'Call Corporate!!!': Woman Tries To Pay For Enterprise Rental. They Refuse—Then 1 Day Later Take The Car For Failure To Pay
"Enterprise is what, like a billion-dollar company, and they’re acting like this over $317."
A hospice nurse who was driving an Enterprise rental car after a fender-bender says she had tried to settle a $317.94 balance and extend her rental, but was turned away each time. Then she says she was removed from the car and told her account had been “turned over to risk management.”
Lauren Ross (@laurenross_mama3) posted a 4-minute, 31-second TikTok from outside an Enterprise Rent-A-Car branch in Senatobia, Mississippi. The video shows her sitting on the curb outside the branch with her belongings, in obvious distress. Ross’ bio describes her as “a woman of many titles: Mom, hospice nurse, wife, teacher, director, lover of all.”
Her post tags Enterprise directly and names the employee Ross says she dealt with: “@Enterprise do better! Sandra Ford—thanks for ruining my Friday and treating me like a criminal over $317.94 #rentalcarnightmare.”
What Does She Say Happened At Enterprise?
“I have to just share this story because it’s so insane that I just need somebody else to be a witness,” Ross says at the top of the video. She says she was driving the rental after a fender bender a couple of weeks earlier and had paid for the first stretch with a credit card on the day she picked up the car.

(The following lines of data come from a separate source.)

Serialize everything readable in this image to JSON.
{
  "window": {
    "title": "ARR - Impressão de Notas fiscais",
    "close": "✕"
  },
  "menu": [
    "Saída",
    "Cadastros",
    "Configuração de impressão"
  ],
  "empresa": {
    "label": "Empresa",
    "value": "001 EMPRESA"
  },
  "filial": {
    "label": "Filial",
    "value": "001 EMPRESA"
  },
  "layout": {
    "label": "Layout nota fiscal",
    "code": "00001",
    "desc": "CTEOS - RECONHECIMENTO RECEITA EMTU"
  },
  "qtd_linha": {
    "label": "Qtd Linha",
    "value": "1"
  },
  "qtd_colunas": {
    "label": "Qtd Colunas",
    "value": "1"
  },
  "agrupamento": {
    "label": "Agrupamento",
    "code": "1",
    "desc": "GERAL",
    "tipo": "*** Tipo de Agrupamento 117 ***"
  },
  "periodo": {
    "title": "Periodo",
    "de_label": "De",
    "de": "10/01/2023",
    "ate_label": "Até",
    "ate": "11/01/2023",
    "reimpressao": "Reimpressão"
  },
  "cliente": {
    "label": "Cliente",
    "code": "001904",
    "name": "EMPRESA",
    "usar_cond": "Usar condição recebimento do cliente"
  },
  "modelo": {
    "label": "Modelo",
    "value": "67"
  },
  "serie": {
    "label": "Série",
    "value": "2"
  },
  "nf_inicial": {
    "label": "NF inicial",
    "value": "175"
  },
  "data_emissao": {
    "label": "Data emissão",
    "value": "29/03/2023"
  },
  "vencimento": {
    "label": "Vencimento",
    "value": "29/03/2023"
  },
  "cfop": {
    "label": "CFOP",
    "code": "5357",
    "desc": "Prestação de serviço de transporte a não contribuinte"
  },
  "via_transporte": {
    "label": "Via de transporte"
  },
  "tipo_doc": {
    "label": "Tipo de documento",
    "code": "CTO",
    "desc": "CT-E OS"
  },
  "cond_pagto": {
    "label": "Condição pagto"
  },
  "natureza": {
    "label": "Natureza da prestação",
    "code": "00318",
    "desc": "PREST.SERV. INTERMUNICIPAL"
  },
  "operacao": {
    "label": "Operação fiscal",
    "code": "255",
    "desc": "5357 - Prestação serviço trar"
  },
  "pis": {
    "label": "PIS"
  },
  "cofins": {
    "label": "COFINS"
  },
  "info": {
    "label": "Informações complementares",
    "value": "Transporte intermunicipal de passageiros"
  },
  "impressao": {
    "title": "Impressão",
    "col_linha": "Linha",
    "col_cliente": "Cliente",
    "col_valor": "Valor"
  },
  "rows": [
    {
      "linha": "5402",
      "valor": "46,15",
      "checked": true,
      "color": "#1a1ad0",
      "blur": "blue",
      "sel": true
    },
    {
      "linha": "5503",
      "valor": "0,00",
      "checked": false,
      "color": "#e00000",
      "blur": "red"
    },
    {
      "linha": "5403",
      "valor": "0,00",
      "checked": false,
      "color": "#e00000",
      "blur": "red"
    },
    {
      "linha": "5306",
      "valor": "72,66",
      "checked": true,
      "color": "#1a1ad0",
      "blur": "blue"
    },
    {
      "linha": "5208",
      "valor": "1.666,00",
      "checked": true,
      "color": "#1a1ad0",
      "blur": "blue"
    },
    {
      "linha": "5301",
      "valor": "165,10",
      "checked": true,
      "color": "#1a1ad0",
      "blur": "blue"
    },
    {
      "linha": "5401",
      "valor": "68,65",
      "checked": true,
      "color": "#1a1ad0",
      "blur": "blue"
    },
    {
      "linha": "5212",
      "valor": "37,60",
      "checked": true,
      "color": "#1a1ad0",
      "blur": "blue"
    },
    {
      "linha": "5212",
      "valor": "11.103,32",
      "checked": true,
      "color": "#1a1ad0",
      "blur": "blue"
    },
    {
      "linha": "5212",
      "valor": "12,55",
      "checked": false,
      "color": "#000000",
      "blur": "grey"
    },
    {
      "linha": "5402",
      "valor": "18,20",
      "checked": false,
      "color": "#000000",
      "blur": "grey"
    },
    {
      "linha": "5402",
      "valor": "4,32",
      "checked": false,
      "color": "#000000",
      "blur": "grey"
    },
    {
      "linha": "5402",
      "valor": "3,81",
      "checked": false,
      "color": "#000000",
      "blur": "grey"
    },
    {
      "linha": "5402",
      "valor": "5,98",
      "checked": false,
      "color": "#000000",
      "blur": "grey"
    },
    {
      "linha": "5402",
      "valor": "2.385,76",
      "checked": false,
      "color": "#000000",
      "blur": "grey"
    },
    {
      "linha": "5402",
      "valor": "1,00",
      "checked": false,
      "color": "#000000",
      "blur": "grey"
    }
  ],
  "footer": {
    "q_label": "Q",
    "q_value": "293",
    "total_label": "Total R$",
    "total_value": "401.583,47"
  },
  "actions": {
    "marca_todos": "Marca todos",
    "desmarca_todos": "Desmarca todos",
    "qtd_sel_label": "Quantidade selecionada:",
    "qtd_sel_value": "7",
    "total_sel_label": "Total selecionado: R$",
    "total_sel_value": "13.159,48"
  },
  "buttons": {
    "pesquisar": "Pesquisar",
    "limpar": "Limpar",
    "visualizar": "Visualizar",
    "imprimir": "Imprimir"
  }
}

On her telling, the trouble began when she asked for an extension. “I tried to do it over the phone but they won’t take a card over the phone, so I tried to come by here earlier this week. They were busy, she didn’t have time to take my card. I didn’t have time to sit here and wait for 30 minutes to an hour before she could get to me, so I left.” She returned on Friday “to pay a bill, to pay them what I owed, and extend it, keep it even longer, right, make them more money.”
She says she was told that her account had been turned over to Enterprise’s risk-management process for non-payment, and that the rental was being recovered. “She literally told me I could not leave, took the keys, she had my debit card, almost didn’t give my debit card back for a minute,” Ross says. “It was the worst experience. I was ugly crying outside, my sunglasses on because my makeup’s a hot mess.”
The amount on the bill, by her account, was $317.94. “Enterprise is what, like a billion-dollar company, and they’re acting like this over $317,” she says toward the end of the clip. “I left work to come take care of this, and now I’m having to miss more work to sit here and wait on somebody to come pick me up and take me back to work, where I will be without a car.”
Asked by commenter April_Girl to lay out the sequence cleanly, Ross repeated it in writing. “I went by to pay on my lunch break and she told me it would be a 30-minute to an hour wait before she could take my payment. I asked her if I could just come back and she said yes. I called the next day to pay over the phone, she wouldn’t let me, so I told her I would be by on Friday. Come by on Friday and boom—I’m kicked out. I have talked to and seen this lady three times before Friday this week.”
Service In Senatobia
Even in the short comment thread, others reported similar experiences at the same Enterprise branch. Another commenter, lovin_loco, said her husband had reserved a rental over the phone at the same Senatobia branch and arrived 30 minutes before the posted closing time only to find the door locked.
“She told us she was closing early. So he didn’t get his rental,” she wrote. “We called and emailed corporate; they didn’t even respond. Senatobia Enterprise is the absolute worst.” Another, Madi M, said her mother had been accused of damaging a rental at the same location and was only able to defend herself because she had photographed the car before driving off.
Several commenters offered a remedy. “Call corporate, they will make it right,” wrote Piper. Other regulars on the platform suggested Mobyl Rental, a locally owned operator in nearby Hernando, as an alternative.
Reached via phone on June 10, the Enterprise branch in Senatobia placed Motor1 on hold until the call disconnected. It did not respond to multiple phone calls made subsequently on June 10 and 11.
Enterprise’s Record
Broader consumer feedback indicates similar issues beyond Senatobia. Enterprise Rent-A-Car is not Better Business Bureau (BBB) accredited and carries an F rating from the BBB, with reasons that include “complaint(s) filed against business that were not resolved” and “failure to respond to” at least one complaint.
The corresponding BBB complaints index shows 4,662 total complaints against the company in the last three years and 1,609 in the last twelve months, with service-or-repair issues (1,735) and billing issues (1,707) as the two largest complaint categories. The bureau notes that consumer complaints frequently cite “damage blamed on renters which is disputed by the renters, and poor customer service.”
None of that proves anything about the Senatobia branch’s alleged handling of Ross’ $317.94 balance, but it does raise questions about a pattern across the company.
Motor1 reached out to Ross via TikTok direct message and to Enterprise Holdings via its corporate media relations team for comment. We’ll be sure to update this if either responds.